Christopher Liddy and Darren Good on base of 4000 papers found following results:

  1. Mindfulness cannot only positively impact attention, it can also help improve cognition, emotions, physiology and even behavior.
  2. Mindfulness can help keep attention stable and help one remain focused on the present. Those who completed mindfulness training were better able to remain vigilant and focused, especially on visual and listening tasks.
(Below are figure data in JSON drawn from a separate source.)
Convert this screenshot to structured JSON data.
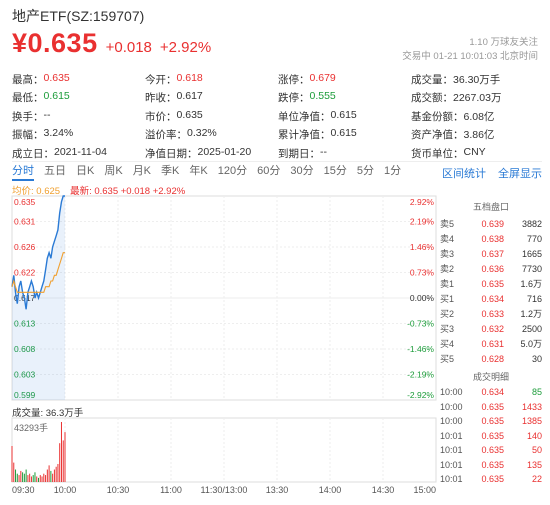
{
  "header": {
    "title": "地产ETF(SZ:159707)",
    "price": "¥0.635",
    "change": "+0.018",
    "change_pct": "+2.92%",
    "subscribers": "1.10 万球友关注",
    "trade_status": "交易中  01-21 10:01:03 北京时间"
  },
  "stats": [
    [
      {
        "label": "最高：",
        "value": "0.635",
        "color": "red"
      },
      {
        "label": "今开：",
        "value": "0.618",
        "color": "red"
      },
      {
        "label": "涨停：",
        "value": "0.679",
        "color": "red"
      },
      {
        "label": "成交量：",
        "value": "36.30万手",
        "color": ""
      }
    ],
    [
      {
        "label": "最低：",
        "value": "0.615",
        "color": "green"
      },
      {
        "label": "昨收：",
        "value": "0.617",
        "color": ""
      },
      {
        "label": "跌停：",
        "value": "0.555",
        "color": "green"
      },
      {
        "label": "成交额：",
        "value": "2267.03万",
        "color": ""
      }
    ],
    [
      {
        "label": "换手：",
        "value": "--",
        "color": ""
      },
      {
        "label": "市价：",
        "value": "0.635",
        "color": ""
      },
      {
        "label": "单位净值：",
        "value": "0.615",
        "color": ""
      },
      {
        "label": "基金份额：",
        "value": "6.08亿",
        "color": ""
      }
    ],
    [
      {
        "label": "振幅：",
        "value": "3.24%",
        "color": ""
      },
      {
        "label": "溢价率：",
        "value": "0.32%",
        "color": ""
      },
      {
        "label": "累计净值：",
        "value": "0.615",
        "color": ""
      },
      {
        "label": "资产净值：",
        "value": "3.86亿",
        "color": ""
      }
    ],
    [
      {
        "label": "成立日：",
        "value": "2021-11-04",
        "color": ""
      },
      {
        "label": "净值日期：",
        "value": "2025-01-20",
        "color": ""
      },
      {
        "label": "到期日：",
        "value": "--",
        "color": ""
      },
      {
        "label": "货币单位：",
        "value": "CNY",
        "color": ""
      }
    ]
  ],
  "periods": [
    "分时",
    "五日",
    "日K",
    "周K",
    "月K",
    "季K",
    "年K",
    "120分",
    "60分",
    "30分",
    "15分",
    "5分",
    "1分"
  ],
  "active_period": "分时",
  "period_actions": [
    "区间统计",
    "全屏显示"
  ],
  "legend": {
    "avg": "均价: 0.625",
    "latest": "最新: 0.635 +0.018 +2.92%"
  },
  "chart_data": {
    "type": "line",
    "price_ticks": [
      "0.635",
      "0.631",
      "0.626",
      "0.622",
      "0.617",
      "0.613",
      "0.608",
      "0.603",
      "0.599"
    ],
    "pct_ticks": [
      "2.92%",
      "2.19%",
      "1.46%",
      "0.73%",
      "0.00%",
      "-0.73%",
      "-1.46%",
      "-2.19%",
      "-2.92%"
    ],
    "x_ticks": [
      "09:30",
      "10:00",
      "10:30",
      "11:00",
      "11:30/13:00",
      "13:30",
      "14:00",
      "14:30",
      "15:00"
    ],
    "ylim": [
      0.599,
      0.635
    ],
    "prev_close": 0.617,
    "minutes_total": 240,
    "price_series": [
      0.619,
      0.621,
      0.618,
      0.616,
      0.619,
      0.62,
      0.618,
      0.617,
      0.615,
      0.618,
      0.619,
      0.62,
      0.619,
      0.617,
      0.618,
      0.617,
      0.618,
      0.619,
      0.62,
      0.622,
      0.624,
      0.625,
      0.624,
      0.626,
      0.627,
      0.628,
      0.629,
      0.632,
      0.634,
      0.635,
      0.635
    ],
    "avg_series": [
      0.619,
      0.62,
      0.619,
      0.618,
      0.618,
      0.618,
      0.618,
      0.618,
      0.618,
      0.618,
      0.618,
      0.618,
      0.618,
      0.618,
      0.618,
      0.618,
      0.618,
      0.618,
      0.618,
      0.619,
      0.619,
      0.619,
      0.62,
      0.62,
      0.621,
      0.621,
      0.622,
      0.623,
      0.624,
      0.625,
      0.625
    ],
    "volume_label": "成交量: 36.3万手",
    "volume_max_label": "43293手",
    "volume_max": 43293,
    "volume_series": [
      26000,
      14000,
      9000,
      6000,
      5000,
      8000,
      7000,
      6000,
      9000,
      5000,
      6000,
      4000,
      5000,
      7000,
      4000,
      3000,
      5000,
      4000,
      6000,
      5000,
      9000,
      12000,
      8000,
      6000,
      9000,
      11000,
      13000,
      28000,
      43293,
      30000,
      36000
    ]
  },
  "order_book": {
    "title": "五档盘口",
    "rows": [
      {
        "label": "卖5",
        "price": "0.639",
        "vol": "3882"
      },
      {
        "label": "卖4",
        "price": "0.638",
        "vol": "770"
      },
      {
        "label": "卖3",
        "price": "0.637",
        "vol": "1665"
      },
      {
        "label": "卖2",
        "price": "0.636",
        "vol": "7730"
      },
      {
        "label": "卖1",
        "price": "0.635",
        "vol": "1.6万"
      },
      {
        "label": "买1",
        "price": "0.634",
        "vol": "716"
      },
      {
        "label": "买2",
        "price": "0.633",
        "vol": "1.2万"
      },
      {
        "label": "买3",
        "price": "0.632",
        "vol": "2500"
      },
      {
        "label": "买4",
        "price": "0.631",
        "vol": "5.0万"
      },
      {
        "label": "买5",
        "price": "0.628",
        "vol": "30"
      }
    ]
  },
  "trades": {
    "title": "成交明细",
    "rows": [
      {
        "time": "10:00",
        "price": "0.634",
        "vol": "85",
        "color": "green"
      },
      {
        "time": "10:00",
        "price": "0.635",
        "vol": "1433",
        "color": "red"
      },
      {
        "time": "10:00",
        "price": "0.635",
        "vol": "1385",
        "color": "red"
      },
      {
        "time": "10:01",
        "price": "0.635",
        "vol": "140",
        "color": "red"
      },
      {
        "time": "10:01",
        "price": "0.635",
        "vol": "50",
        "color": "red"
      },
      {
        "time": "10:01",
        "price": "0.635",
        "vol": "135",
        "color": "red"
      },
      {
        "time": "10:01",
        "price": "0.635",
        "vol": "22",
        "color": "red"
      }
    ]
  },
  "colors": {
    "up": "#e93030",
    "down": "#1c9c3a",
    "line": "#2a7ad5",
    "avg": "#f0a030",
    "accent": "#2a7ad5"
  }
}
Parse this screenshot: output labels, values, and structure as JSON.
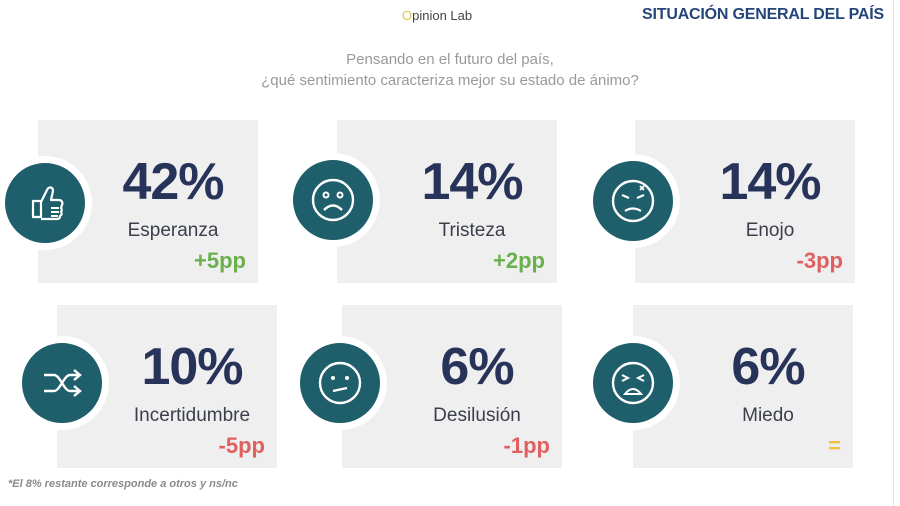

  3. Mindfulness can also give us a boost, helping to provide us with greater empathy and compassion
  4. Mindfulness can also help reduce the risk of relapse from depression, while also helping with anxiety disorders like PTSD.
  5. Mindfulness not only helps boost the immune system, but it can also help improve our neural processing in as little as a 10 to 15-minute session.
  6. Mindfulness can also help with chronic pain. Those who meditated showed a decrease in pain and pain-related limitations. The benefits were comparable with cognitive behavioral therapy.
  7. In randomized controlled trials, it was shown that mindfulness could help reduce insomnia, according to the Insomnia Severity Index.